Warto podkreślić, że na trasie całej rywalizacji zawodnicy mogą spotkać nietypowych kibiców. W wodzie będą to wydry morskie, lwy morskie, wieloryby, delfiny, foki. Na ziemi lisy, wszelkiego rodzaju bydła, kondory, orły, bardzo rzadkie jelenie południowo-andyjskiego, a nawet pumy. Szczyty górskie są białe od śniegu, podczas gdy doliny są zielone, a jeziora niebieskie. Organizatorzy przekonują zawodników, że w tej rywalizacji chodzi bardziej o podróż niż o czas ukończenia wyścigu. Podróż podczas, której warto podziwiać okolicę, w której się rywalizuje.
Tylko dwóch Polaków
W dwóch edycjach do tej pory startowało tylko dwóch Polaków.

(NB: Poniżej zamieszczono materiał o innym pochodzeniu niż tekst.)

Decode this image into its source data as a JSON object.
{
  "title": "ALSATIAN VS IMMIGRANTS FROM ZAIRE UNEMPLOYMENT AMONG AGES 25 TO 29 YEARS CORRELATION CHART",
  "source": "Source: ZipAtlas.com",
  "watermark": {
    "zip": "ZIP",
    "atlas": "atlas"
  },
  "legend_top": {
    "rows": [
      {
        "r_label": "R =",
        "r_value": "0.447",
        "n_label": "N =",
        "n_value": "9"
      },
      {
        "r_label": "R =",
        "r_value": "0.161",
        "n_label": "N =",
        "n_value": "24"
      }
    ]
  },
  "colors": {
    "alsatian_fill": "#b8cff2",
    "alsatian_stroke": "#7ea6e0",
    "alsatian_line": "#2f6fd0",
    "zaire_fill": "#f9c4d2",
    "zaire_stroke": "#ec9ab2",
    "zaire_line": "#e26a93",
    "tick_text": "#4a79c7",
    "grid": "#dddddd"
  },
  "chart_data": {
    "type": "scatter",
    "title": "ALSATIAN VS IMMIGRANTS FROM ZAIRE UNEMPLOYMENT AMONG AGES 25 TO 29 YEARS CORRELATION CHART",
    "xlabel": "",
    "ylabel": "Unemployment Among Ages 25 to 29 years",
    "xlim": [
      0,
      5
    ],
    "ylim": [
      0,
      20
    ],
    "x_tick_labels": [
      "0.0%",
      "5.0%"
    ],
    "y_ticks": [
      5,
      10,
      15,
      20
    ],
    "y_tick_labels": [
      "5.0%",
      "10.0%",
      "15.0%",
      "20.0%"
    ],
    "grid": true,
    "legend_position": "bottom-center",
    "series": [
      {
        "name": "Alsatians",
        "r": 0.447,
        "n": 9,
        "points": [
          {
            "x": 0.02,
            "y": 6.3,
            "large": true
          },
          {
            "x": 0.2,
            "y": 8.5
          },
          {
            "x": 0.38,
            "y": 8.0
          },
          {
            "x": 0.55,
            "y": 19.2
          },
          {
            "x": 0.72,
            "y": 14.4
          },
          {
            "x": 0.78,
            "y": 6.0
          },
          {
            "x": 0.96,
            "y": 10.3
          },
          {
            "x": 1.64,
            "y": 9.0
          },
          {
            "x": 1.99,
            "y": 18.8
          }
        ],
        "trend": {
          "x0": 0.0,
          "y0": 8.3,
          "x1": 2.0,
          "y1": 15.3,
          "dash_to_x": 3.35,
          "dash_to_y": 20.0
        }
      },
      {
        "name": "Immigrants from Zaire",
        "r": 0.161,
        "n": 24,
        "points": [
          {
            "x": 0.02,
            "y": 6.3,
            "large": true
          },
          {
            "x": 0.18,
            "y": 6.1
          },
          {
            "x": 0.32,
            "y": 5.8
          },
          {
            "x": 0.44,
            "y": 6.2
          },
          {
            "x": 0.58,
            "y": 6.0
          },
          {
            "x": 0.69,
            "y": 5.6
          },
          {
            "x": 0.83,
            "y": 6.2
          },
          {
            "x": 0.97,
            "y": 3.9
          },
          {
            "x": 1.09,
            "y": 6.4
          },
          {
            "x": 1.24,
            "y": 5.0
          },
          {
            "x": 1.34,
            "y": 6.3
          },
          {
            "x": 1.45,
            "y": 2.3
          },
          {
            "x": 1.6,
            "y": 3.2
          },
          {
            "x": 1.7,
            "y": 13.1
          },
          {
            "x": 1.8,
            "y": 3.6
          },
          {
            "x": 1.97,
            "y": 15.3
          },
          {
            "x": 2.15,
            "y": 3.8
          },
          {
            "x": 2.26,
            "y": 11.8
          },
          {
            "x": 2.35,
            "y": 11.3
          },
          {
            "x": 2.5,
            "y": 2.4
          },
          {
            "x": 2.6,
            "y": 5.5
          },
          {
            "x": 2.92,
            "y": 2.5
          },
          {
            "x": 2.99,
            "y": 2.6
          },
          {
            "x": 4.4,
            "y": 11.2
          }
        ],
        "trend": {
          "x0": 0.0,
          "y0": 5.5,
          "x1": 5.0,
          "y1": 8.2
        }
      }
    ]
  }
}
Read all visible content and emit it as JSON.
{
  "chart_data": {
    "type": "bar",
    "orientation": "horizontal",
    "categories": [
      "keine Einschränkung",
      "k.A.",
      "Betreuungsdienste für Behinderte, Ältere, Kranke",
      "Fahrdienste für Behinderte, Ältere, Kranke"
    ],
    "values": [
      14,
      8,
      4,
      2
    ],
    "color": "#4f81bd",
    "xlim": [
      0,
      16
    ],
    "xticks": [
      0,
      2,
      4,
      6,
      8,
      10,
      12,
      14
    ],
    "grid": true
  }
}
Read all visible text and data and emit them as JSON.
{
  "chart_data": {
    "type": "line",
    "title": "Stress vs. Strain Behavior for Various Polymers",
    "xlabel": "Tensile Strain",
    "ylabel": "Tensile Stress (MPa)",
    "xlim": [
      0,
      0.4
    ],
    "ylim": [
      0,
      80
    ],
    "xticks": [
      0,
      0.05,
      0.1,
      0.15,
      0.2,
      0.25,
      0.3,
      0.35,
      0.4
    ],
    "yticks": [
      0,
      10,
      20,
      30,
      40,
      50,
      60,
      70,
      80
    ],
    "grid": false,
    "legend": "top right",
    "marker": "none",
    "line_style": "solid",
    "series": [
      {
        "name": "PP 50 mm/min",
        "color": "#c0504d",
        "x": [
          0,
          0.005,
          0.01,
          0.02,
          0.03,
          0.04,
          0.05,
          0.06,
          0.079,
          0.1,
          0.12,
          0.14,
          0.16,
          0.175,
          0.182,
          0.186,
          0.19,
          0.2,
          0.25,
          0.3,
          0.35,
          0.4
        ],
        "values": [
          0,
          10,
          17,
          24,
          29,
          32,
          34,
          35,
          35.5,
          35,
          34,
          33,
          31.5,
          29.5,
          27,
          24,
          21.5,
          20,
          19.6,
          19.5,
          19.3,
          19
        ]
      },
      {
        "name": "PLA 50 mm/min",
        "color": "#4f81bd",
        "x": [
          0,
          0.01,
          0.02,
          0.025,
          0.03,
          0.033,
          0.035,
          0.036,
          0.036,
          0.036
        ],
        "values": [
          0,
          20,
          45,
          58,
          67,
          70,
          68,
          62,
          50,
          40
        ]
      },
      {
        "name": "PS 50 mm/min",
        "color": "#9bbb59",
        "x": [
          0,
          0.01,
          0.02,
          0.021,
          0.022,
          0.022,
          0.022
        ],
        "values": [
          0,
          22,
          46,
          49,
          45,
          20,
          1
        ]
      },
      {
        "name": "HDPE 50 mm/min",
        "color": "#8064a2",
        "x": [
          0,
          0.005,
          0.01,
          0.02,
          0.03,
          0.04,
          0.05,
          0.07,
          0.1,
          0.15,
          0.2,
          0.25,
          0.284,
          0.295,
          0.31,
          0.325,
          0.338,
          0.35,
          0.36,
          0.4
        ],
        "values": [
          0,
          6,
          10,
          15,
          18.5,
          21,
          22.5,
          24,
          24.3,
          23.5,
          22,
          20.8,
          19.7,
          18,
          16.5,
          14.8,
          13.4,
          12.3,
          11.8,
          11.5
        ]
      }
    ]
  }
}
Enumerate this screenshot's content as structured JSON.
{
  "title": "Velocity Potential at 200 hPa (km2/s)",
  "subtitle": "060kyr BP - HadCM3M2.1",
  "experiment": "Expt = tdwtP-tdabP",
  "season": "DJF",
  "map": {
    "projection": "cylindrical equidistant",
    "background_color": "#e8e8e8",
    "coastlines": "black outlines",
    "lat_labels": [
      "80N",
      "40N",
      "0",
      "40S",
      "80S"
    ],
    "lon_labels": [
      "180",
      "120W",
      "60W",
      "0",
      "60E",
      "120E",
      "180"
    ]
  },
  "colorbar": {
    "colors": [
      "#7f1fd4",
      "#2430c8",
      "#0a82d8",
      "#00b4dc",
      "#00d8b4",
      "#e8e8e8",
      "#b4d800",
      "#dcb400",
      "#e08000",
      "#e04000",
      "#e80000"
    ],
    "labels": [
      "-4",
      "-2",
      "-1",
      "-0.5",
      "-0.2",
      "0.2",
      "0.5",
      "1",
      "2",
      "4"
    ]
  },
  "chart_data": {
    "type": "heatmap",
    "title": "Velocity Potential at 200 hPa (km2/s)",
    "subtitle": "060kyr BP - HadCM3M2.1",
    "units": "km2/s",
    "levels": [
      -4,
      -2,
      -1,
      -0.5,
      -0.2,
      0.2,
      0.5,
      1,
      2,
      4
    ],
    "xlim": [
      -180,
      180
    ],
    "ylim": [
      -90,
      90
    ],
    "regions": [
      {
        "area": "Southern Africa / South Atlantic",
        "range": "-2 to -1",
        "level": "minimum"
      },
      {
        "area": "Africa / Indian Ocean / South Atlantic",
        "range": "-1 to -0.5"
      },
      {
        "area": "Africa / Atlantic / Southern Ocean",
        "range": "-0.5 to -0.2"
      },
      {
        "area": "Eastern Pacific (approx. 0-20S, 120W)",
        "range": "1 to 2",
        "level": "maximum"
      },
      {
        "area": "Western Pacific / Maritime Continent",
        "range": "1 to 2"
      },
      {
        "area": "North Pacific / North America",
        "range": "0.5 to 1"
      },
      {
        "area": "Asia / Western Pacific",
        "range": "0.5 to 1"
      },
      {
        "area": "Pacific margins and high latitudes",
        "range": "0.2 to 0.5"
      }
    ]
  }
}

W 2018 roku był to Tomasz Prosiński, który z czasem 13:52:19 zajął 73 miejsce na 147 zawodników, który ukończyli rywalizację. Rok później na starcie i mecie stanął Witold Dzitkowski, który na pokonanie pięknej i trudnej trasy potrzebował 16:22:25 co dało mu 122 miejsce na 150 zawodników, którzy ukończyli wyścig.
ZAPRASZAMY DO OBSZERNEJ I CIEKAWEJ RELACJI WITOLDA
Ruszyły zapisy na losowanie
Trzecia edycja PATAGONMAN odbędzie się 6 grudnia 2020 r. Rejestracja loterii rozpoczęła się dwa dni temu. Każdy z zawodników, który chce wziąć w niej udział musi wykupić los za około 10 dolarów. Wyzwanie podejmie 300 śmiałków. Wszystkie pieniądze z loterii zostaną przeznaczone na cele charytatywne w Patagonii. Zwycięzców poznamy w marcu 2020 r. Wylosowany triathlonista będzie miał tydzień na zakończenie rejestracji. Opłata startowa to 620 dolarów.